Не опережая события, позволю себе заявить сейчас, что ошибался. И заявляю это потому, что до сих пор дивлюсь редкостному умению Марии Терезы вселять в меня очередную порцию надежд. Гнев ее миновал столь же быстро, как и появился, и в знак примирения нас обоих расцеловали. И это еще не все. Мария Тереза пошла на откровенный обман. Она любезно разъяснила Филиппу, как вообще произошло, что он застал нас с ней в этом отеле.

— Филипп, — льстивым томом начала она, взявшись за его рукав, — ну почему, скажи мне, тебе так хочется разрушить своей ревностью все добрые воспоминания, остающиеся у нас с тобой с концерта? Где тот благородный кавалер, который вел меня под руку, нежно уцеловывал мне шею? Где тот, к груди которого я доверчиво прижималась, сидя в экипаже, когда мы возвращались после великолепного ужина? Ты забыл, как на руках отнес меня в спальню и помог мне там раздеться? Ты, что же, считаешь, что я способна позволить такое человеку, к которому не испытываю ни доверия, ни уважения?

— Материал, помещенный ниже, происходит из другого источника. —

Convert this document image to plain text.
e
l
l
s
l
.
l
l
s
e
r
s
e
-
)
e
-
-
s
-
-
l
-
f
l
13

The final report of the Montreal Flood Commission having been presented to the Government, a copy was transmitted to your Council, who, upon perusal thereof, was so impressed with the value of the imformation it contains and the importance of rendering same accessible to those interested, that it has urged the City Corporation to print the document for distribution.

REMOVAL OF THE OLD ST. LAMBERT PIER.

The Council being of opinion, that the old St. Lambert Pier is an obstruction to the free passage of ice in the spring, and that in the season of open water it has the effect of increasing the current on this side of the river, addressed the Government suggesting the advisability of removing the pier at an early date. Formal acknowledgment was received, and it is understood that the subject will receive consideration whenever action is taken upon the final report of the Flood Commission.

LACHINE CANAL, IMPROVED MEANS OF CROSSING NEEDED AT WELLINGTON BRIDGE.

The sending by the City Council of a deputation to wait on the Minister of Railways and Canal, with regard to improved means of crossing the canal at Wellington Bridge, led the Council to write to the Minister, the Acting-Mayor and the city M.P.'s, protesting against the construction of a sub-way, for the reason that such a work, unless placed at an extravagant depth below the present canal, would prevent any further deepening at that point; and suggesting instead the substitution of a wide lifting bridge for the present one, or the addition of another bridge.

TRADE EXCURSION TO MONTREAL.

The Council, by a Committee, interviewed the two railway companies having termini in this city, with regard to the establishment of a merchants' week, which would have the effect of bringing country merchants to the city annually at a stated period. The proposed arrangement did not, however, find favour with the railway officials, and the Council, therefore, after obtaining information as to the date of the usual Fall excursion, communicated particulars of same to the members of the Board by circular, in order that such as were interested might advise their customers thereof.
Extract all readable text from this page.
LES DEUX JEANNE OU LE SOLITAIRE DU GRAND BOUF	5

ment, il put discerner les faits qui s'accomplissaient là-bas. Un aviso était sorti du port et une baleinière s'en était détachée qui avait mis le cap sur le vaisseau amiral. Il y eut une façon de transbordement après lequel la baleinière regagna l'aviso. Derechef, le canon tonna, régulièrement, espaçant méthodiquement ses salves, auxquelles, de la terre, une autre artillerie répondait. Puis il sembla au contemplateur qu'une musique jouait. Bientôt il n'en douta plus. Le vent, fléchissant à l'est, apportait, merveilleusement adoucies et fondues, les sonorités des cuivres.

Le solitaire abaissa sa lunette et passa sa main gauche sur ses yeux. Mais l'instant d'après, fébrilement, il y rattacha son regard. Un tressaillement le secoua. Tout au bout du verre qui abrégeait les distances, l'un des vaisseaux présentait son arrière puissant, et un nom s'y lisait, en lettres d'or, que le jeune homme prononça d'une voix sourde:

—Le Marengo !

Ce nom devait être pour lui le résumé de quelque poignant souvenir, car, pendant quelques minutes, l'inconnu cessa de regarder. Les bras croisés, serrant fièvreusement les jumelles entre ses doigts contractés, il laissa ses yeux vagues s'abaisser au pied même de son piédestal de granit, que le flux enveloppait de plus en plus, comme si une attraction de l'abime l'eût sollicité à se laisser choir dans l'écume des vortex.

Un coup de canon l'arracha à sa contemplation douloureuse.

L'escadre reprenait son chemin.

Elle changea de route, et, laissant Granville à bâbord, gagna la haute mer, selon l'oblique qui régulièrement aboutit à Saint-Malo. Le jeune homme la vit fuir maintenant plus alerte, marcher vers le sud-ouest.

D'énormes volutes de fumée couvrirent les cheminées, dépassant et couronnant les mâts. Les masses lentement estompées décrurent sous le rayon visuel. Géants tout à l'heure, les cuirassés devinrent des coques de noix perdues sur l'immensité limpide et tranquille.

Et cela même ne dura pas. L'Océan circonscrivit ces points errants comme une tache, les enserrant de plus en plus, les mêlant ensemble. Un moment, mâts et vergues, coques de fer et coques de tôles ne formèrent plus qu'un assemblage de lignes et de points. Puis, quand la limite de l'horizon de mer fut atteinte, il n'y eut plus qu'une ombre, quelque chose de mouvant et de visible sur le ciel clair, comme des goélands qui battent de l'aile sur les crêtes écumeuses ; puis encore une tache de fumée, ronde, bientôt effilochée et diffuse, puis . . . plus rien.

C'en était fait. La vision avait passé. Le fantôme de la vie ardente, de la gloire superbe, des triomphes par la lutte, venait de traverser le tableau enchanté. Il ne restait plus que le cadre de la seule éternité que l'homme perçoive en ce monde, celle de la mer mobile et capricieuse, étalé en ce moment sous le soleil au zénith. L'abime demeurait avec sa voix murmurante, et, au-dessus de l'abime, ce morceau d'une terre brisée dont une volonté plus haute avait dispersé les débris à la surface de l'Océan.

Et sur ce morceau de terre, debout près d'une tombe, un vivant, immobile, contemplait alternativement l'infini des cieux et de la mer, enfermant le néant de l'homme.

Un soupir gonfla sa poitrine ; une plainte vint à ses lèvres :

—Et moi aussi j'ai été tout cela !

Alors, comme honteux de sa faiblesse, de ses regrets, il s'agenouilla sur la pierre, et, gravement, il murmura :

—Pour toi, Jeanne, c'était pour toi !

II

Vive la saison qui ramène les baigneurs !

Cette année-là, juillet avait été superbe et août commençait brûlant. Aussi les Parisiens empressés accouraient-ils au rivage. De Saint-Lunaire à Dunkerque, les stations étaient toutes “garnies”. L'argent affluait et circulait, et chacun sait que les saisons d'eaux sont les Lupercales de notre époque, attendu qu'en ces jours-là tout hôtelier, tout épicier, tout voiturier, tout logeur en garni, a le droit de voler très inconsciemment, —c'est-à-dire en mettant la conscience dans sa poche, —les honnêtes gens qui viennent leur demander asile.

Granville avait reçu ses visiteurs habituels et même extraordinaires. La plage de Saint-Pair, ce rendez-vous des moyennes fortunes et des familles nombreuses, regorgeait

Боже мой! Петрусу надо было в Сен-Сюльпис, и он совершенно случайно обнаружил меня здесь, и то лишь потому, что я вдруг надумала распахнуть окно. Я просто попросила его сходить со мной на рынок. Ты же знаешь, что в гостинице еду приспособили под вкусы англичан. Что же мне, по-твоему, с голоду умирать в этих стенах? Странно, я поселилась буквально в нескольких шагах от тебя, по именно это и ставится мне в вину — я, дескать, попрала верность тебе. И все только оттого, что мы с Петрусом разделили трапезу и запили ее шампанским. Ты не можешь вообразить себе, Филипп, какое это, оказывается, для него наслаждение накормить женщину, поухаживать за ней. Согласна, я опрометчиво поступила, так быстро снявшись с места и покинув квартиру твоего брата. Но все дело в том, что я, как пианистка, как исполнительница, не могла больше там оставаться, я в ней задыхалась! Неужели это так трудно понять? И к тебе я не могу перебраться — я ведь все-таки пианистка, а не куртизанка. Выходит так: мол, эти Оберкирхи все равно неотличимы друг от друга, так почему бы не заменить одного другим?

Все верно, вот только я в глаза не видела ни того ни другого. Как мне различать, кто меня целует, если я слепа? Главное, чтобы господа бароны переносили меня!

Кое-что в ее словах заставляло меня призадуматься. Неужели Мария Тереза на самом деле избрала эту гостиницу, чтобы быть поближе к Филиппу? Неужели и вправду позволила ему поцеловать ее в шею? И раздевать ее? И, даже сознавая толком, что и на мою долю пришлось ничуть не меньше, мысль о том, что Мария Тереза позволяет подобное кому-то еще, что кто-то другой обнимает и целует ее, была для меня невыносима. И пусть речь шла лишь о целовании рук или даже шеи. А как же воспринял ее монолог Филипп? Опустив голову, он преклонил перед ней колено и припал устами к кольцу, будто перед ним была не Мария Тереза, а чудесным образом воскресший папа Иоанн.